Friday, November 22, 2013

In the Wilderness: When Prayers Aren't Answered Like You'd Like

Today I will be beginning a series on the Children of Israel and their time of wandering in the wilderness and asking what we can learn from their situation. The first comparison I see between the Hebrews and us is that God doesn't always answer us in the way we thought He would. These are the ways in which the answers didn't come in the way the Israelites thought:

1. Slavery didn't end with the death of the king. In the beginning of Exodus we find the Israelites under strong oppression in Egypt. The king was scared of them, so he drove them into slavery. When they continued to grow in number, he decreed that each newborn boy was to be killed. But the bible says "because the midwives feared God, they refused to obey the king and allowed the boys to live." We are later told that God blessed the midwives for this act.

Because all this treachery stemmed from one king's desire for power, I'm sure that they thought with his death they may be free. Verses 23-25 however tells us that after the king died, "The Israelites still groaned beneath the burden of slavery. They cried out for help, and their pleas for deliverance rose up to Go. God heard their cries and remembered His covenant promise to Abraham, Isaac, and Jacob. He looked down on the Israelites and felt deep concern for their welfare."

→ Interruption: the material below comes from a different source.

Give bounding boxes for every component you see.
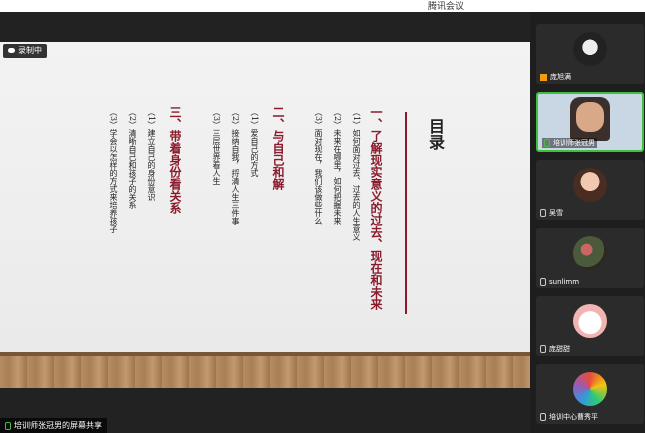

So why didn't God let the slavery end with the death of the king? Because He was allowing them to get to the place of crying out to Him. Although the midwives "feared God", it is not until the death of the king that we see the collective body calling on the name of the Lord. My assumption is that they hadn't done so before because they were holding out hope that with a new reign they would be free. Now they were hopeless, and when you are in that place, your only chance is to call on the hope of the world.

2. They wouldn't have chosen a vigilante stutterer as their leader. For all the credit we give Moses as a great leader, the fact remains that he was a fugitive of the law after having killed an Egyptian and hiding the body. I'm pretty sure that if the Israelites would have elected someone to advocate on their behalf before the king they would have picked someone who wasn't running the risk of arrest when he entered the town. Furthermore, there is a reason great orators become great leaders. Time was of the essence, they wouldn't have picked a man to speak for them who took twice as long to plead their case. The fact that he had to have a translator would have knocked him out of the running.

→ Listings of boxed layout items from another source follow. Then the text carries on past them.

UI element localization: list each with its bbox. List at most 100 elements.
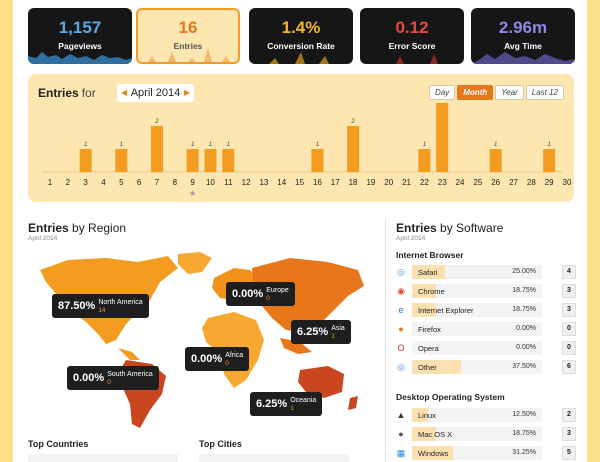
metric-tile-error-score[interactable]: 0.12 Error Score xyxy=(360,8,464,64)
os-group-title: Desktop Operating System xyxy=(396,392,505,402)
browser-row[interactable]: e Internet Explorer 18.75% 3 xyxy=(396,303,576,317)
bar-value-label: 1 xyxy=(423,142,426,148)
x-tick-label: 27 xyxy=(509,178,518,187)
x-tick-label: 16 xyxy=(313,178,322,187)
bar-day-29[interactable] xyxy=(543,149,556,172)
software-percent: 12.50% xyxy=(512,411,536,418)
callout-count: 1 xyxy=(331,332,335,340)
callout-pct: 6.25% xyxy=(256,398,288,410)
software-percent: 18.75% xyxy=(512,430,536,437)
callout-north-america[interactable]: 87.50% North America 14 xyxy=(52,294,149,318)
x-tick-label: 29 xyxy=(545,178,554,187)
ie-icon: e xyxy=(398,305,404,315)
browser-row[interactable]: O Opera 0.00% 0 xyxy=(396,341,576,355)
region-central-america[interactable] xyxy=(118,348,140,360)
top-countries-row[interactable] xyxy=(28,454,178,462)
range-month-button[interactable]: Month xyxy=(457,85,494,100)
x-tick-label: 12 xyxy=(242,178,251,187)
browser-row[interactable]: ● Firefox 0.00% 0 xyxy=(396,322,576,336)
software-subtitle: April 2014 xyxy=(396,235,426,242)
software-count: 2 xyxy=(562,408,576,422)
callout-europe[interactable]: 0.00% Europe 0 xyxy=(226,282,295,306)
sparkline xyxy=(138,48,238,62)
bar-value-label: 1 xyxy=(227,142,230,148)
callout-name-text: South America xyxy=(107,370,153,378)
month-picker: ◀ April 2014 ▶ xyxy=(117,84,194,102)
range-selector: Day Month Year Last 12 xyxy=(427,85,564,100)
metric-value: 1.4% xyxy=(281,18,321,37)
callout-oceania[interactable]: 6.25% Oceania 1 xyxy=(250,392,323,416)
prev-month-icon[interactable]: ◀ xyxy=(121,84,127,102)
top-cities-title: Top Cities xyxy=(199,439,242,449)
x-tick-label: 25 xyxy=(473,178,482,187)
bar-day-11[interactable] xyxy=(222,149,235,172)
bar-value-label: 1 xyxy=(494,142,497,148)
bar-value-label: 1 xyxy=(548,142,551,148)
callout-asia[interactable]: 6.25% Asia 1 xyxy=(291,320,351,344)
next-month-icon[interactable]: ▶ xyxy=(184,84,190,102)
range-day-button[interactable]: Day xyxy=(429,85,456,100)
os-row[interactable]: ▦ Windows 31.25% 5 xyxy=(396,446,576,460)
region-new-zealand[interactable] xyxy=(348,396,358,410)
top-countries-title: Top Countries xyxy=(28,439,89,449)
bar-day-23[interactable] xyxy=(436,103,449,172)
safari-icon: ◎ xyxy=(397,267,405,277)
bar-day-10[interactable] xyxy=(204,149,217,172)
bar-day-18[interactable] xyxy=(347,126,360,172)
sparkline xyxy=(28,52,132,64)
software-count: 3 xyxy=(562,303,576,317)
callout-name-text: Asia xyxy=(331,324,345,332)
chart-title-for: for xyxy=(81,86,96,100)
x-tick-label: 18 xyxy=(349,178,358,187)
browser-row[interactable]: ◎ Safari 25.00% 4 xyxy=(396,265,576,279)
callout-africa[interactable]: 0.00% Africa 0 xyxy=(185,347,250,371)
bar-value-label: 1 xyxy=(84,142,87,148)
bar-day-22[interactable] xyxy=(418,149,431,172)
bar-day-9[interactable] xyxy=(186,149,199,172)
bar-day-7[interactable] xyxy=(150,126,163,172)
bar-day-26[interactable] xyxy=(489,149,502,172)
callout-count: 0 xyxy=(225,359,229,367)
callout-south-america[interactable]: 0.00% South America 0 xyxy=(67,366,159,390)
top-cities-row[interactable] xyxy=(199,454,349,462)
region-greenland[interactable] xyxy=(178,252,212,274)
os-row[interactable]: ▲ Linux 12.50% 2 xyxy=(396,408,576,422)
windows-icon: ▦ xyxy=(396,448,406,458)
callout-name: Africa 0 xyxy=(225,352,243,367)
range-last-12-button[interactable]: Last 12 xyxy=(525,85,564,100)
bar-day-16[interactable] xyxy=(311,149,324,172)
os-row[interactable]: ● Mac OS X 18.75% 3 xyxy=(396,427,576,441)
range-year-button[interactable]: Year xyxy=(495,85,524,100)
callout-name: North America 14 xyxy=(98,299,142,314)
software-count: 5 xyxy=(562,446,576,460)
callout-name: Asia 1 xyxy=(331,325,345,340)
x-tick-label: 21 xyxy=(402,178,411,187)
x-tick-label: 15 xyxy=(295,178,304,187)
globe-icon: ◎ xyxy=(397,362,405,372)
callout-count: 0 xyxy=(107,378,111,386)
software-percent: 25.00% xyxy=(512,268,536,275)
x-tick-label: 11 xyxy=(224,178,233,187)
bar-day-5[interactable] xyxy=(115,149,128,172)
software-name: Linux xyxy=(418,411,436,420)
callout-count: 0 xyxy=(266,294,270,302)
metric-tile-entries[interactable]: 16 Entries xyxy=(136,8,240,64)
software-title: Entries by Software xyxy=(396,221,503,235)
bar-value-label: 1 xyxy=(209,142,212,148)
bar-value-label: 2 xyxy=(154,119,159,125)
bar-day-3[interactable] xyxy=(79,149,92,172)
metric-tile-avg-time[interactable]: 2.96m Avg Time xyxy=(471,8,575,64)
x-tick-label: 9 xyxy=(190,178,195,187)
x-tick-label: 4 xyxy=(101,178,106,187)
callout-name: Europe 0 xyxy=(266,287,289,302)
browser-row[interactable]: ◉ Chrome 18.75% 3 xyxy=(396,284,576,298)
browser-row[interactable]: ◎ Other 37.50% 6 xyxy=(396,360,576,374)
x-tick-label: 13 xyxy=(259,178,268,187)
callout-name-text: Africa xyxy=(225,351,244,359)
metric-tile-pageviews[interactable]: 1,157 Pageviews xyxy=(28,8,132,64)
region-title-main: Entries xyxy=(28,221,69,235)
x-tick-label: 3 xyxy=(83,178,88,187)
metric-tile-conversion-rate[interactable]: 1.4% Conversion Rate xyxy=(249,8,353,64)
bar-value-label: 1 xyxy=(120,142,123,148)
firefox-icon: ● xyxy=(398,324,404,334)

Why did God pick Elmer Fudd with an anger management issue to lead them? Because as my mother says it, "when you aren't number one on man's list, you can know that God choose you, not man." God's will was completed through this thoroughly imperfect man. If he had all the right credentials, there would have been a tendency to give him credit for God's work. But when this is who you got, there is no doubt it was the hand of God leading them.

3. God could have teleported them to the Promised Land. Once they were actually delivered from the hand of pharaoh, they still had to wander for 40 years. How ridiculous is that? I mean, honestly, if this is a God who can make water stand up like walls and allow them to walk across dry land, then why couldn't he just pick them up and set them down in the Promised Land? He could have dropped down all the parts for them to invent the car or airplane. 40 years seems kind of drastic right?

Throughout their time in the wilderness they blamed Moses. But after they were released from Egypt, Exodus 12:51 made it clear who took them through the wilderness when it says "the Lord began to lead the people of Israel out of Egypt..." It was by God's design that they wandered. It is by God's design that we sometimes must wander.

In the wandering we learn about things like sufficiency on God, contentment in the blessings He gives us, and his sovereignty. We get impatient and expect to arrive at our Promised Land without the trying times in the wilderness, but time and time again, we see that God doesn't work like that. If it weren't for the wilderness experience, they wouldn't have known the true blessing in the Promised Land. If they didn't have to eat manna everyday for 40 years, they wouldn't have appreciated the land flowing with milk and honey. In your wandering don't lose heart! He is setting you up to appreciate the promise that is coming!